Sulawesi Utara
Menuju Sulut Maju, Sejahtera dan Berkelanjutan

Caleg Eks Koruptor Yakin Pemilih Tak Lari: KPU Uber 49 Caleg Mantan Koruptor

Komisi Pemilihan Umum (KPU) di seluruh Tanah Air termasuk Sulawesi Utara telah mengumumkan daftar nama

Penulis: Tim Tribun Manado | Editor: Lodie_Tombeg
antara
KPU RI mengumumkan nama-nama caleg mantan napi korupsi. 

TRIBUNMANADO.CO.ID, MANADO – Komisi Pemilihan Umum (KPU) di seluruh Tanah Air termasuk Sulawesi Utara telah mengumumkan daftar nama calon legislatif (caleg) mantan narapidana korupsi. Di Sulut ada empat caleg dari Partai Gerindra, Demokrat, Berkarya dan calon Dewan Perwakilan Daerah (DPD) yang masuk daftar.

Caleg DPRD Sulut dari Gerindra, Herry Kereh mengatakan, pengumuman KPU mengenai caleg mantan napi korupsi tidak mempengaruhi pencalonan dia. "Terserah KPU mau bikin apa, tak ada pengaruhnya, " katanya kepada tribunmanado.co.id melalui ponsel, Kamis (31/1/2019).

Dikatakan Herry, ia sudah melakukan sosialisasi kepada warga dan mendapat sambutan baik. Bahkan, kata Herry, banyak warga yang malah menyebutnya tidak pantas disebut koruptor. "Masyarakat juga mengikuti proses KPU sedari awal hingga paham betul hal ini," kata dia.

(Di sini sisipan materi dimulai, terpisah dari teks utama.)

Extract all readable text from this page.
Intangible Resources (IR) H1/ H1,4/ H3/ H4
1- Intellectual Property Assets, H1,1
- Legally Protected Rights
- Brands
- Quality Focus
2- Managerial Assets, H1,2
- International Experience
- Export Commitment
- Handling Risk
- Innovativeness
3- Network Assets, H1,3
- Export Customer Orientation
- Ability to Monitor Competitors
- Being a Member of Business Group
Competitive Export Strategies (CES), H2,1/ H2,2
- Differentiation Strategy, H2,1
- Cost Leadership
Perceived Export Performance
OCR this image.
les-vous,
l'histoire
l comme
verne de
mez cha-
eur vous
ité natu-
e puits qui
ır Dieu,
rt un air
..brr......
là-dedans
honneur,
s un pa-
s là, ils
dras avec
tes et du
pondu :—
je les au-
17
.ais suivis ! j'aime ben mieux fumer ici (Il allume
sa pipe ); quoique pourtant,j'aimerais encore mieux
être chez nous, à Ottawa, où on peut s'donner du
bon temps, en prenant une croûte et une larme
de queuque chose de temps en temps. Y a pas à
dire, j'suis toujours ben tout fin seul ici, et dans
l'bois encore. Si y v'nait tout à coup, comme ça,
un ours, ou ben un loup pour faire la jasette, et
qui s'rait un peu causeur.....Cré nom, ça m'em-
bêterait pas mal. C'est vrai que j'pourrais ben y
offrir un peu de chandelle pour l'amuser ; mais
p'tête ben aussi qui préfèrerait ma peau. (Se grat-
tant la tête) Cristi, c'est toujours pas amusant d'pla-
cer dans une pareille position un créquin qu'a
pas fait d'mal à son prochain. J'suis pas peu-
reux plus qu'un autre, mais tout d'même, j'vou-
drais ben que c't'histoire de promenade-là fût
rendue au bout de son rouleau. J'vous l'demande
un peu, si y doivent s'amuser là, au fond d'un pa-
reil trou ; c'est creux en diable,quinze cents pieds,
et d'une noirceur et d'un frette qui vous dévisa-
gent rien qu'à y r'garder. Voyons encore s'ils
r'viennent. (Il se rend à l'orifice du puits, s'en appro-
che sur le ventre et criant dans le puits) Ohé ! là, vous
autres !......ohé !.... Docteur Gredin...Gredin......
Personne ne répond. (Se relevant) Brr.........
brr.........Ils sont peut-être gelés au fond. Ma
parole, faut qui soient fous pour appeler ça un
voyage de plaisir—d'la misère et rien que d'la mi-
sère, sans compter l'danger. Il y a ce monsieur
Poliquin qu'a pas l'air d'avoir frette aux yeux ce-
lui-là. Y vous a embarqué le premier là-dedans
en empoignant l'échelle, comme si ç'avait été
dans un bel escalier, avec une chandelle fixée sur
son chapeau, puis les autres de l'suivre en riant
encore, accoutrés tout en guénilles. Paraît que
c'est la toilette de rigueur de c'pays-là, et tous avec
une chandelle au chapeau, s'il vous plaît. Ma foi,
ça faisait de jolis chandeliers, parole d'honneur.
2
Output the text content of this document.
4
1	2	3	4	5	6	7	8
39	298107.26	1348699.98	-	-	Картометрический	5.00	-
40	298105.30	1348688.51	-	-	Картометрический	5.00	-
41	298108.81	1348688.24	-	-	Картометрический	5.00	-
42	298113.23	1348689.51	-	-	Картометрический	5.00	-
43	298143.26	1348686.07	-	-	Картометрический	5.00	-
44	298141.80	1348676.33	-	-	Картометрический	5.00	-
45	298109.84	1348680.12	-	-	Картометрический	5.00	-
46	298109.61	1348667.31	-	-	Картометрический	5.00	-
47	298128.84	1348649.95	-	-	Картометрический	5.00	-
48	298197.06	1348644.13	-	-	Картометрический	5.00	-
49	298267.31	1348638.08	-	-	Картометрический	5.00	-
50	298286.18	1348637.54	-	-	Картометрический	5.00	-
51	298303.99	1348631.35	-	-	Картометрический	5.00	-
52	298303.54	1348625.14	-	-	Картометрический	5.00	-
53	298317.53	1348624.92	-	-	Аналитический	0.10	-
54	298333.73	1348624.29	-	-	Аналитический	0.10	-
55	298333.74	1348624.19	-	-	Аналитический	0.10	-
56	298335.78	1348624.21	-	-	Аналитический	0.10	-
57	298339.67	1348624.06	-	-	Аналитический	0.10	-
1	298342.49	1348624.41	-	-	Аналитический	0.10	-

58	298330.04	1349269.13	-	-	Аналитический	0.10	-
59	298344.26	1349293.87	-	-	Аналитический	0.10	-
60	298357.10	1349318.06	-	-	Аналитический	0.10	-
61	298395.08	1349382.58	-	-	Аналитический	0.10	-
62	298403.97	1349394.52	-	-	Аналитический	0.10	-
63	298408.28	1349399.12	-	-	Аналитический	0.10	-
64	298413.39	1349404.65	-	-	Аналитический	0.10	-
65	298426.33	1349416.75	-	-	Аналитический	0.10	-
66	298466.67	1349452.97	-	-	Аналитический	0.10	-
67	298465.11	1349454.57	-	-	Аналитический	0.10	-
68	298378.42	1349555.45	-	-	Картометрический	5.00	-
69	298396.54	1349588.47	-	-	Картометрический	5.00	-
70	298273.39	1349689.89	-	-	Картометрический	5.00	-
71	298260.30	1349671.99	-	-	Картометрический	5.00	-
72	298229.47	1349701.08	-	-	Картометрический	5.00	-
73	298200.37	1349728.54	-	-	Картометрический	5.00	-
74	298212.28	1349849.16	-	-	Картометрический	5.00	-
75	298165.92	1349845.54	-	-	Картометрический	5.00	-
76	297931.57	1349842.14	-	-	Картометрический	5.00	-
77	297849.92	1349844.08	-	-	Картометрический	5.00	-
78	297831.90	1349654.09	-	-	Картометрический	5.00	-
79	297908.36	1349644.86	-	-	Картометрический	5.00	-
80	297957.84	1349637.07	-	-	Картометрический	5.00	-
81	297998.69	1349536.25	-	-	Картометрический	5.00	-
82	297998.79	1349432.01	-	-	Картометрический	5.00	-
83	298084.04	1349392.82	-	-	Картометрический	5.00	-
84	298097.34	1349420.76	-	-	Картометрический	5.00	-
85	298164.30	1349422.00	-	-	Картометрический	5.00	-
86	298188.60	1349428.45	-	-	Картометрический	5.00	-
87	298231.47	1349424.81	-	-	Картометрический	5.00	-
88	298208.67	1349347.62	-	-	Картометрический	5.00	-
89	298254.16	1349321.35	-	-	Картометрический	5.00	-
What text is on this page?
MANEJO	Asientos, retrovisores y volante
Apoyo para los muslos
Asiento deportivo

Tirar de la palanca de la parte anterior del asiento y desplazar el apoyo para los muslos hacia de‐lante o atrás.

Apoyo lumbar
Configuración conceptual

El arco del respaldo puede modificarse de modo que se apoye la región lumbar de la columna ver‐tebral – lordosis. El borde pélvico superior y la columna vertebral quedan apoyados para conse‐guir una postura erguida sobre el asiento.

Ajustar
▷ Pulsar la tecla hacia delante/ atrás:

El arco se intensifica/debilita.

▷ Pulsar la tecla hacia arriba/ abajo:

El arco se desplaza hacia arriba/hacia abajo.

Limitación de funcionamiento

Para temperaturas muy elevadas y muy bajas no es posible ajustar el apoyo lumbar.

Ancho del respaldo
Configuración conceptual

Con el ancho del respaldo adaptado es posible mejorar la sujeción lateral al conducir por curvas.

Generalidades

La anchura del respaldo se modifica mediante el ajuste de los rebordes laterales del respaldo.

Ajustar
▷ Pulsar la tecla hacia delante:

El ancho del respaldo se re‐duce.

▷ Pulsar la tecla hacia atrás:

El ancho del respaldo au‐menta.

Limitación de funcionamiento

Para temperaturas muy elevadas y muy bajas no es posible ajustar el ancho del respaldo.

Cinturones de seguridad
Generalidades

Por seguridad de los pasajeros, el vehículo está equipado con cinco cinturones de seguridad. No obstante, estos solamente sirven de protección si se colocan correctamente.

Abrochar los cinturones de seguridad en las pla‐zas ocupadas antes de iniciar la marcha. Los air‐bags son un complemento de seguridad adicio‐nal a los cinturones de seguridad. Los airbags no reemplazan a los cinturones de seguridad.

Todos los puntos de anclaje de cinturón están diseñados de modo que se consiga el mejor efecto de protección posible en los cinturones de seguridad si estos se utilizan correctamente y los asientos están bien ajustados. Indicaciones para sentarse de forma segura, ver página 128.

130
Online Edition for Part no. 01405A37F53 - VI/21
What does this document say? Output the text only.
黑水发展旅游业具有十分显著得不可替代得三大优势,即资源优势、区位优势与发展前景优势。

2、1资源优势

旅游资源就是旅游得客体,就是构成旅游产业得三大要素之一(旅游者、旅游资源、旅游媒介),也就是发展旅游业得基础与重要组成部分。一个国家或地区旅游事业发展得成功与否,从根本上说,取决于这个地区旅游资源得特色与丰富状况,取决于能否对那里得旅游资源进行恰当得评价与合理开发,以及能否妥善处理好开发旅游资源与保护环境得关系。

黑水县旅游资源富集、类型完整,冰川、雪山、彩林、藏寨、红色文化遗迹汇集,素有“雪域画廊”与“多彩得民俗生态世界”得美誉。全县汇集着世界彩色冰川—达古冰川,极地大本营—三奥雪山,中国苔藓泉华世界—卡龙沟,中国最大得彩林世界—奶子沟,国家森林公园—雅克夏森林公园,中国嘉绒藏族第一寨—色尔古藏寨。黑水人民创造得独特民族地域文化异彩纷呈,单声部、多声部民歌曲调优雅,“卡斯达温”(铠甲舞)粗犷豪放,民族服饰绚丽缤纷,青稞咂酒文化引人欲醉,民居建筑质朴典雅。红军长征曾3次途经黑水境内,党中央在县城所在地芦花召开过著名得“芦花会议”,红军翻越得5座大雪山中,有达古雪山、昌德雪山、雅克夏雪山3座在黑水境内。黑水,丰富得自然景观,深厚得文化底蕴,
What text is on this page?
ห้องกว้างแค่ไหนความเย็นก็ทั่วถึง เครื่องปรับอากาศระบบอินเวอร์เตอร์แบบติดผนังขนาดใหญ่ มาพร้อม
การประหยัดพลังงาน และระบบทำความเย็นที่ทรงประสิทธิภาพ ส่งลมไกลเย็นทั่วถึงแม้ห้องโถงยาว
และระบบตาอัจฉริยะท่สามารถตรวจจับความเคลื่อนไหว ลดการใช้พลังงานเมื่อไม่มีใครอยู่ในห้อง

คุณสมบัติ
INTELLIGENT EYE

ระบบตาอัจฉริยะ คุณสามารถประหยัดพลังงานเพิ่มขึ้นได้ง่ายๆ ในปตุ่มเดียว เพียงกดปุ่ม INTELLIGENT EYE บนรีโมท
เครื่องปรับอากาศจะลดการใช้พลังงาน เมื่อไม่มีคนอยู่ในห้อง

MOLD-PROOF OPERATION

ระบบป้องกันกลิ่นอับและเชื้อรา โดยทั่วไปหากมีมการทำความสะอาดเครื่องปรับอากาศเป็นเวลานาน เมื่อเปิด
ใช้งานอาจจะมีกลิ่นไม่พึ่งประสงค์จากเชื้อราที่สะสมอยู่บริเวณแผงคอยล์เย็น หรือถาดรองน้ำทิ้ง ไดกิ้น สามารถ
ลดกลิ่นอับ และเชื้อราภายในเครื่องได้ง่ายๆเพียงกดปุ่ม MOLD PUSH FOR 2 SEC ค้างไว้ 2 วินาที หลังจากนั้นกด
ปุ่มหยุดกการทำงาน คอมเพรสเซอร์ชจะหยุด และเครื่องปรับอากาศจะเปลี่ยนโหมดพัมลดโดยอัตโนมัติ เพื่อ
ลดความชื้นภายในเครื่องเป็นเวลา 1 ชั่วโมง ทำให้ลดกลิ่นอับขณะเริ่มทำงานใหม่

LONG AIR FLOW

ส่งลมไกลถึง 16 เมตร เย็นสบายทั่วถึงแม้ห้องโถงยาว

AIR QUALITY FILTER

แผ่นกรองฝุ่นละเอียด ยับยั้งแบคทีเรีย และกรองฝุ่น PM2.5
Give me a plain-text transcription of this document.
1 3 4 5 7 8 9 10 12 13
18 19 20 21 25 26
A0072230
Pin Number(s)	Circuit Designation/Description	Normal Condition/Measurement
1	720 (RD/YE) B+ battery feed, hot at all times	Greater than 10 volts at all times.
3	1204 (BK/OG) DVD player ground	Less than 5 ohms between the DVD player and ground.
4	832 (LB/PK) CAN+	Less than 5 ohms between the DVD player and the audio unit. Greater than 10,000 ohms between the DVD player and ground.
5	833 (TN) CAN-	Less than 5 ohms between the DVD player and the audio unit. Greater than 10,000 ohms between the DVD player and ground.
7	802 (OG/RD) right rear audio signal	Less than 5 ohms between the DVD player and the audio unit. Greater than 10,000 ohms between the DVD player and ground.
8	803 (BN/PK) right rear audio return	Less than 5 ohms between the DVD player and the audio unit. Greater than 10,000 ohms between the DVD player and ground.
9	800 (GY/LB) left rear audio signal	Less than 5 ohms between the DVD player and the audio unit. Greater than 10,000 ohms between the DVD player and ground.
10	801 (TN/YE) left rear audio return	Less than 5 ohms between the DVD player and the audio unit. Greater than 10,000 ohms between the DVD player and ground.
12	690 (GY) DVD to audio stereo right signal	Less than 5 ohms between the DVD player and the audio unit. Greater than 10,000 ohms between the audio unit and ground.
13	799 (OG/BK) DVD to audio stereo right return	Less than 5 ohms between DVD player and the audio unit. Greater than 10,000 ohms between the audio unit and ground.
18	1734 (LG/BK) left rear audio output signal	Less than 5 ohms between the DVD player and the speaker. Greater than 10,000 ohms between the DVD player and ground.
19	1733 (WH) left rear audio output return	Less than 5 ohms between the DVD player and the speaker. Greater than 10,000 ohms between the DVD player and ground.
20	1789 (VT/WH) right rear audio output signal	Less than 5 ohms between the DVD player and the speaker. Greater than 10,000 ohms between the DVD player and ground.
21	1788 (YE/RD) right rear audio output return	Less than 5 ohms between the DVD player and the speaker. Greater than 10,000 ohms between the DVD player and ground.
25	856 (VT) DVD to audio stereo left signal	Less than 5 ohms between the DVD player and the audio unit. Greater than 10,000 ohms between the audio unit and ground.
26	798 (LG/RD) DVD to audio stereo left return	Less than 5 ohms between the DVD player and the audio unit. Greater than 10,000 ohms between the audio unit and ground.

Herry yakin pemilihnya tak akan beralih dengan pengumuman KPU tersebut. "Saya yakin betul dengan hal itu. Prinsip saya jika Tuhan sudah berkehendak tidak ada satu pun yang dapat menghalangi," kata dia.

Caleg DPRD Kota Manado dari Demokrat, Dharmawati Dareho mengatakan, pengumuman caleg mantan napi korupsi tidak berpengaruh pada elektabilitasnya. "Tidak berpengaruh, " kata dia.

Sebut Dareho, ia punya konstituen yang betul mengenal dirinya. Ia hakul yakin mereka tak akan berpaling darinya.

"Saya kenal mereka dan mereka kenal saya. Saya dekat dengan konstituen," ujar dia.
Terkait upaya KPU itu, Dareho tak akan melakukan upaya hukum atau gugatan. "Prinsip saya, jika Tuhan sudah berkehendak, tak ada manusia yang bisa merintanginya," kata dia.

KPU RI telah merilis 9 nama calon DPD, 16 calon anggota DPRD provinsi dan 24 calon anggota DPRD kabupaten/kota. Total ada 49 caleg dan calon DPD.

KPU Sulut ikut merespon dengan menyebar konten pengumuman caleg dan calon DPD eks koruptor di media sosial. Konten pengumuman itu dalam bentuk digital dengan format PDF.
Dari 49 nama yang diumumkan, ternyata ada empat caleg dan calon DPD di Sulut.

Darmawati Dareho dan Herry Kereh.
Darmawati Dareho dan Herry Kereh. (TRIBUN MANADO/ARTHUR ROMPIS)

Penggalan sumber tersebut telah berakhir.